Il y a quelques jours, me rendant à Bobo-Dioulasso, je me
suis arrêté à Boni, petit village situé
entre Pa et Houndé. J’ai été saluer le
catéchiste. Surprise : sa cour était devenue
une pépinière de pourghère (jatropha
curcas).
Mais peut-être que ces appellations ne vous disent rien. En
moore, la plante est appelée wãb-n-bang-ma, et
bagani en jula. Cela ne vous dit toujours rien ? Ce n’est
pas bien grave. Dans quelques années vous ne pourrez pas
ignorer cette plante. Elle est appelée à se
répandre à travers tout le Burkina, pour le bonheur
ou le malheur de ses paysans, selon que ces derniers resteront
maîtres de cette évolution, ou qu’au contraire
ils se laisseront déposséder de leurs terres par de
plus puissants.
Le pourghère est un arbuste de 3 ou 4 m de haut,
originaire du Brésil. Sa culture a été
introduite en Afrique au XV° siècle. La graine
renferme une amende qui donne de l’huile, mais dangereuse
car violemment purgative ; elle est à la base
d’intoxications d’enfants (cf. Makido Ouédraogo
dans le quotidien burkinabè Le Pays du 6
octobre 2005).
Renseignements pris, j’apprends qu’un projet de
culture industrielle de pourghère est en train de
s’implanter à Boni. Ce projet est soutenu par le
maire et le délégué du village. Pas étonnant
que les paysans l’aient accueilli favorablement.

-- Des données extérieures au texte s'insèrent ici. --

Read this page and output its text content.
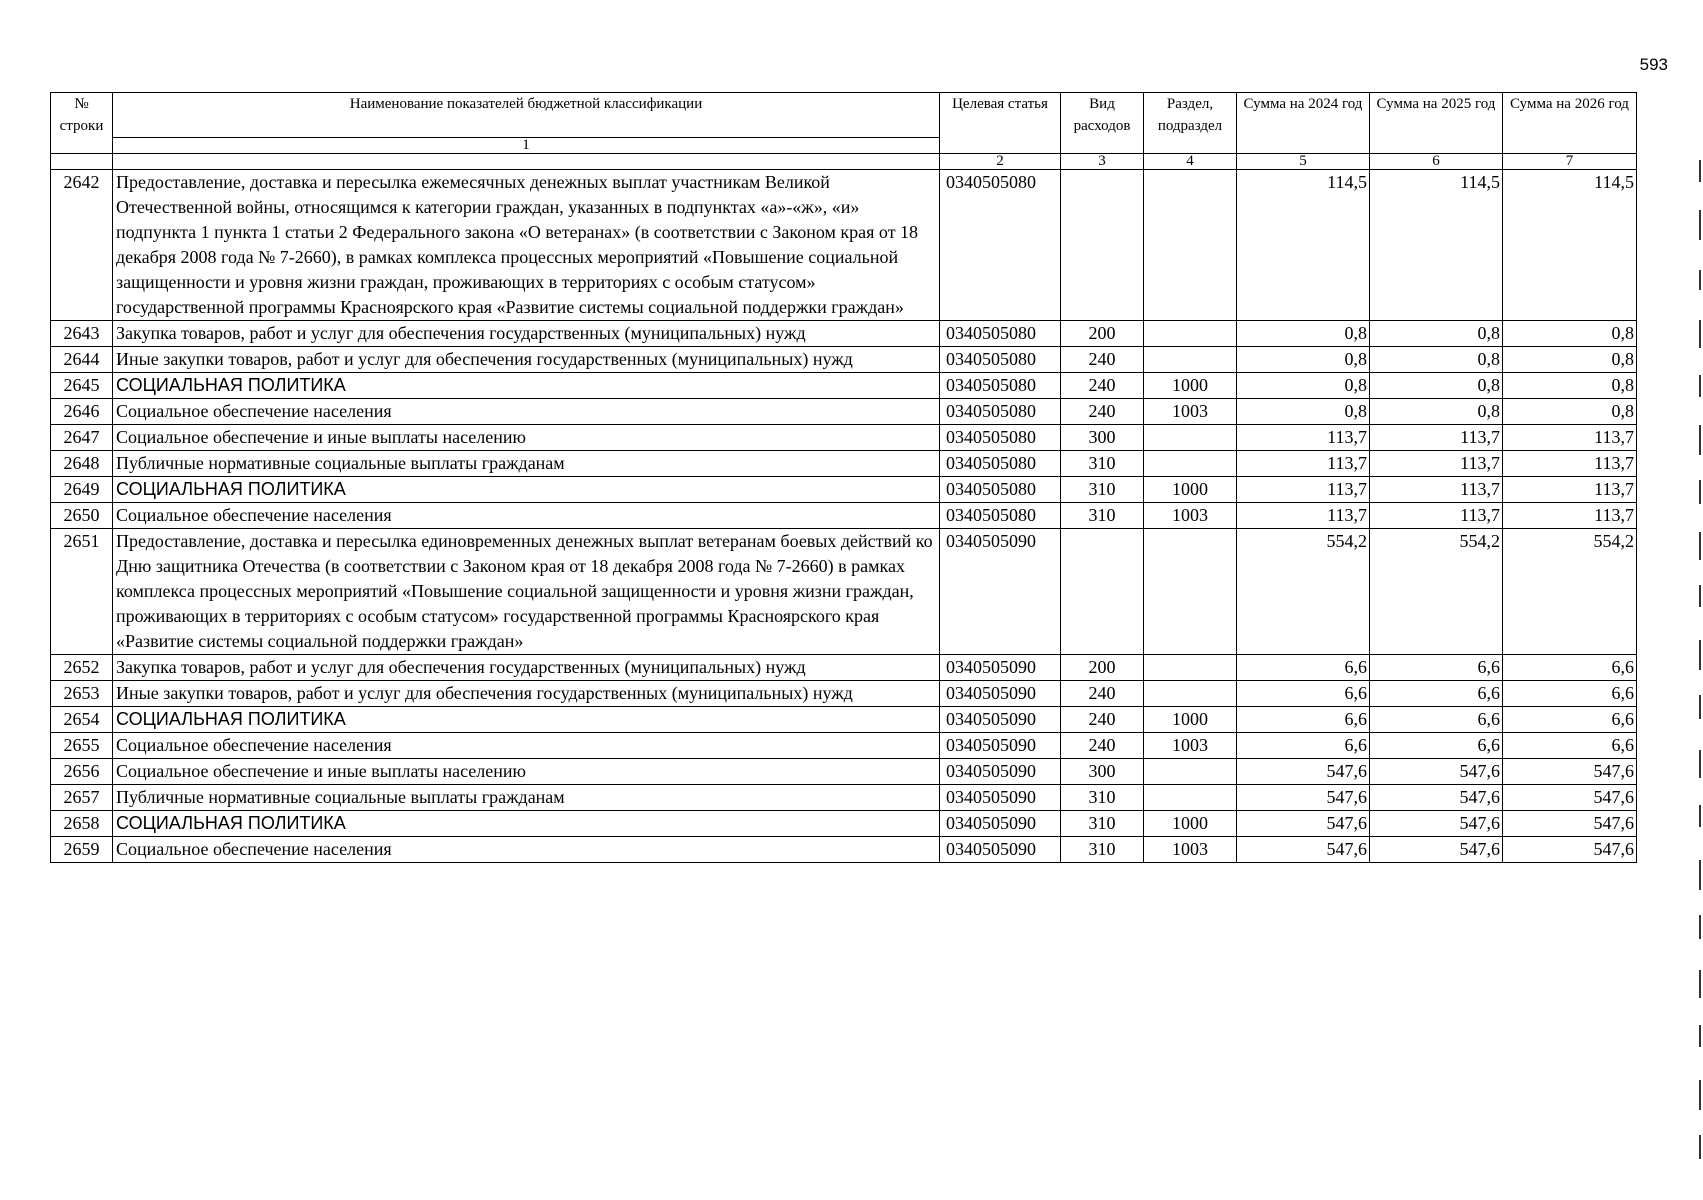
593
№ строки	Наименование показателей бюджетной классификации	Целевая статья	Вид расходов	Раздел, подраздел	Сумма на 2024 год	Сумма на 2025 год	Сумма на 2026 год
	1						
		2	3	4	5	6	7
2642	Предоставление, доставка и пересылка ежемесячных денежных выплат участникам Великой Отечественной войны, относящимся к категории граждан, указанных в подпунктах «а»-«ж», «и» подпункта 1 пункта 1 статьи 2 Федерального закона «О ветеранах» (в соответствии с Законом края от 18 декабря 2008 года № 7-2660), в рамках комплекса процессных мероприятий «Повышение социальной защищенности и уровня жизни граждан, проживающих в территориях с особым статусом» государственной программы Красноярского края «Развитие системы социальной поддержки граждан»	0340505080			114,5	114,5	114,5
2643	Закупка товаров, работ и услуг для обеспечения государственных (муниципальных) нужд	0340505080	200		0,8	0,8	0,8
2644	Иные закупки товаров, работ и услуг для обеспечения государственных (муниципальных) нужд	0340505080	240		0,8	0,8	0,8
2645	СОЦИАЛЬНАЯ ПОЛИТИКА	0340505080	240	1000	0,8	0,8	0,8
2646	Социальное обеспечение населения	0340505080	240	1003	0,8	0,8	0,8
2647	Социальное обеспечение и иные выплаты населению	0340505080	300		113,7	113,7	113,7
2648	Публичные нормативные социальные выплаты гражданам	0340505080	310		113,7	113,7	113,7
2649	СОЦИАЛЬНАЯ ПОЛИТИКА	0340505080	310	1000	113,7	113,7	113,7
2650	Социальное обеспечение населения	0340505080	310	1003	113,7	113,7	113,7
2651	Предоставление, доставка и пересылка единовременных денежных выплат ветеранам боевых действий ко Дню защитника Отечества (в соответствии с Законом края от 18 декабря 2008 года № 7-2660) в рамках комплекса процессных мероприятий «Повышение социальной защищенности и уровня жизни граждан, проживающих в территориях с особым статусом» государственной программы Красноярского края «Развитие системы социальной поддержки граждан»	0340505090			554,2	554,2	554,2
2652	Закупка товаров, работ и услуг для обеспечения государственных (муниципальных) нужд	0340505090	200		6,6	6,6	6,6
2653	Иные закупки товаров, работ и услуг для обеспечения государственных (муниципальных) нужд	0340505090	240		6,6	6,6	6,6
2654	СОЦИАЛЬНАЯ ПОЛИТИКА	0340505090	240	1000	6,6	6,6	6,6
2655	Социальное обеспечение населения	0340505090	240	1003	6,6	6,6	6,6
2656	Социальное обеспечение и иные выплаты населению	0340505090	300		547,6	547,6	547,6
2657	Публичные нормативные социальные выплаты гражданам	0340505090	310		547,6	547,6	547,6
2658	СОЦИАЛЬНАЯ ПОЛИТИКА	0340505090	310	1000	547,6	547,6	547,6
2659	Социальное обеспечение населения	0340505090	310	1003	547,6	547,6	547,6
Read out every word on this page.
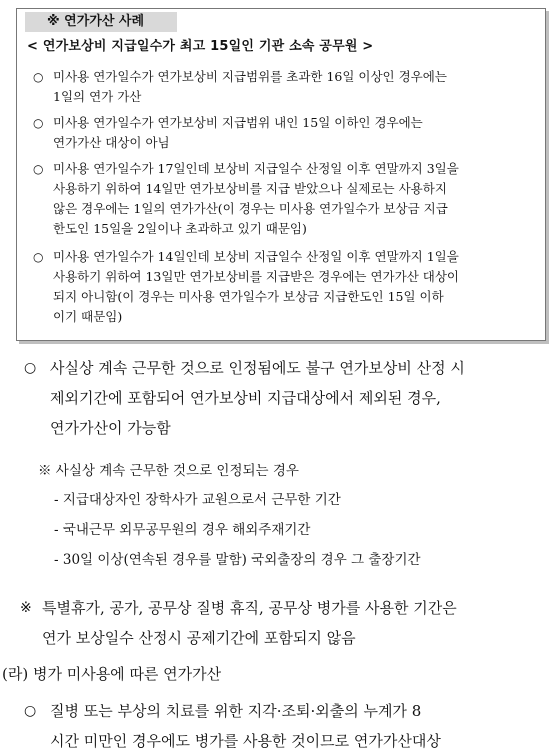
※ 연가가산 사례
< 연가보상비 지급일수가 최고 15일인 기관 소속 공무원 >
○ 미사용 연가일수가 연가보상비 지급범위를 초과한 16일 이상인 경우에는
1일의 연가 가산
○ 미사용 연가일수가 연가보상비 지급범위 내인 15일 이하인 경우에는
연가가산 대상이 아님
○ 미사용 연가일수가 17일인데 보상비 지급일수 산정일 이후 연말까지 3일을
사용하기 위하여 14일만 연가보상비를 지급 받았으나 실제로는 사용하지
않은 경우에는 1일의 연가가산(이 경우는 미사용 연가일수가 보상금 지급
한도인 15일을 2일이나 초과하고 있기 때문임)
○ 미사용 연가일수가 14일인데 보상비 지급일수 산정일 이후 연말까지 1일을
사용하기 위하여 13일만 연가보상비를 지급받은 경우에는 연가가산 대상이
되지 아니함(이 경우는 미사용 연가일수가 보상금 지급한도인 15일 이하
이기 때문임)
○ 사실상 계속 근무한 것으로 인정됨에도 불구 연가보상비 산정 시
제외기간에 포함되어 연가보상비 지급대상에서 제외된 경우,
연가가산이 가능함
※ 사실상 계속 근무한 것으로 인정되는 경우
- 지급대상자인 장학사가 교원으로서 근무한 기간
- 국내근무 외무공무원의 경우 해외주재기간
- 30일 이상(연속된 경우를 말함) 국외출장의 경우 그 출장기간
※ 특별휴가, 공가, 공무상 질병 휴직, 공무상 병가를 사용한 기간은
연가 보상일수 산정시 공제기간에 포함되지 않음
(라) 병가 미사용에 따른 연가가산
○ 질병 또는 부상의 치료를 위한 지각·조퇴·외출의 누계가 8
시간 미만인 경우에도 병가를 사용한 것이므로 연가가산대상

Le pourghère a plusieurs avantages pour un village qui
peut en exploiter les graines pour leurs multiples usages. Le
pourghère peut être utilisé pour plusieurs
applications :
Huile
de pourghère et ses sous produits
Carburant Savon
Insecticide Engrais organique Haies de
pourghère Protection des cultures contre le
bétail Protection contre l’érosion et
désertification Possibilité d’utiliser
des surfaces non cultivables
(cf. http://www.ptfm.net/spip.php?article117
)
Mon inquiétude vient de la façon dont le projet de
culture de pourghère cherche à s’implanter à
Boni. L’approche n’est pas participative. Les
responsables n’ont pas pris le temps d’expliquer
l’intérêt mais aussi les limites de la culture
du pourghère. Les villageois ont déjà offert
un terrain boisé de 60 à 70 hectares aux promoteurs
du projet, sans contrepartie pour la population. Pourtant, les
responsables du projet ont déjà prévu
d’abattre tous les arbres de ce terrain. Où iront
les femmes qui partaient régulièrement se
ravitailler en bois de chauffe dans ce secteur ? Va-t-on
sacrifier « le bois de chauffe », l’énergie
du pauvre, au profit de l’huile de pourghère, pour
alimenter les 4x4 des plus riches ?
Le projet offre gratuitement des graines de Jatropha aux paysans
qui acceptent de consacrer quelques hectares à cette
nouvelle culture. Ainsi, si vous vous proposez de consacrer 2, 3
ou 5 hectares à la culture du pourghère vous
recevrez les graines nécessaires. A vous maintenant de
réussir votre pépinière et vos plantations.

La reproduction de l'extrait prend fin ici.